Friday, June 15th, 2007

New slew of cleantech media, analysts

Lux Research did a quick and dirty Factiva search of media articles since 1996 using four keywords – "cleantech", "greentech", "clean technology" and "green technology" – and found a surge in 2005-2006. No surprise there. They calculated a 70% per year growth in press coverage of cleantech since 2004, with total articles in major publications numbering almost 3,500 last year. Lux's observation comes at a time when, also not surprisingly, new cleantech media and analyst outlets are popping up all over. Of course there are some of the more well-known ones – Inside Greentech, Renewable Energy Access, GreenBiz … but there are also many others coming on line.
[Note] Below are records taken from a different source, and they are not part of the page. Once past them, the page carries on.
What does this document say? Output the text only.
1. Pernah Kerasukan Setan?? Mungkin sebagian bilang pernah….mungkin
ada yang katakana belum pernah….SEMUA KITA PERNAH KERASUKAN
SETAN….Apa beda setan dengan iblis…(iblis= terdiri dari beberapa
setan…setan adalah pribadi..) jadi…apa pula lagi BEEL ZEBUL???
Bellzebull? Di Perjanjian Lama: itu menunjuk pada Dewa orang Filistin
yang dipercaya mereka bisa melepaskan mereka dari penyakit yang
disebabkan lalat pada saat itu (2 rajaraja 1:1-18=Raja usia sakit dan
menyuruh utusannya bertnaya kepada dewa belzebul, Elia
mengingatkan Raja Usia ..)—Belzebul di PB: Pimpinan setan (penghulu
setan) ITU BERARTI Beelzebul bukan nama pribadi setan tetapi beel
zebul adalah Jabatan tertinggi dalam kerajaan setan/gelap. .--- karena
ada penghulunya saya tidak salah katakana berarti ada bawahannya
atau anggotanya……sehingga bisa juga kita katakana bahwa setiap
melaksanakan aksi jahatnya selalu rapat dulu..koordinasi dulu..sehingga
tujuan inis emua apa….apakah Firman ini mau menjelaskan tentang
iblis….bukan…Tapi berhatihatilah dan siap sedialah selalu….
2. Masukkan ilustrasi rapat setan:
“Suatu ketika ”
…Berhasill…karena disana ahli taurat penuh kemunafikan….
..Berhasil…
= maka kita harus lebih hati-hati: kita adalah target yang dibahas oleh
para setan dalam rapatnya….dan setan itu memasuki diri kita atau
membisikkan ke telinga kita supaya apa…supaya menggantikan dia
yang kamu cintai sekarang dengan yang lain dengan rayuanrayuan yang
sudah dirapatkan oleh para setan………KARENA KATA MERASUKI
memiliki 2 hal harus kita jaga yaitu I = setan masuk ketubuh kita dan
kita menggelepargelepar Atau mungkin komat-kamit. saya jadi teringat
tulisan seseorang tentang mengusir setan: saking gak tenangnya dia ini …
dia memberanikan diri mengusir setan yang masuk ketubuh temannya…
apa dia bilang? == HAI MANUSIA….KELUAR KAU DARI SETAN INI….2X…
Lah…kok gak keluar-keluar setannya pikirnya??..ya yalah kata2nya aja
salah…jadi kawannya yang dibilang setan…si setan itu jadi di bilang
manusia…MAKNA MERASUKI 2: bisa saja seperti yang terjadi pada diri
Greener World Media, Joel Makower's group which publishes GreenBiz, has expanded out with GreenerComputing and ClimateBiz among others; Cleantech Investor has appeared in the UK and Dow Jones is set to launch a Clean Technology Investor newsletter. Other traditional media like BusinessWeek, Business 2.0 (GreenWombat) and Red Herring are also increasing their coverage of the space, while CNET is dedicating more resources as well. I wouldn't be surprised to see something from the Wall Street Journal this year. The blogosphere is also sizzling with activity and new entrants (including mine), but I won't get into that here. On the analyst side, Greentech Media is about to launch a service, while Lux has taken its previous focus on nanotech and made it part of the broader cleantech umbrella (it just issued its first comprehensive market report on cleantech).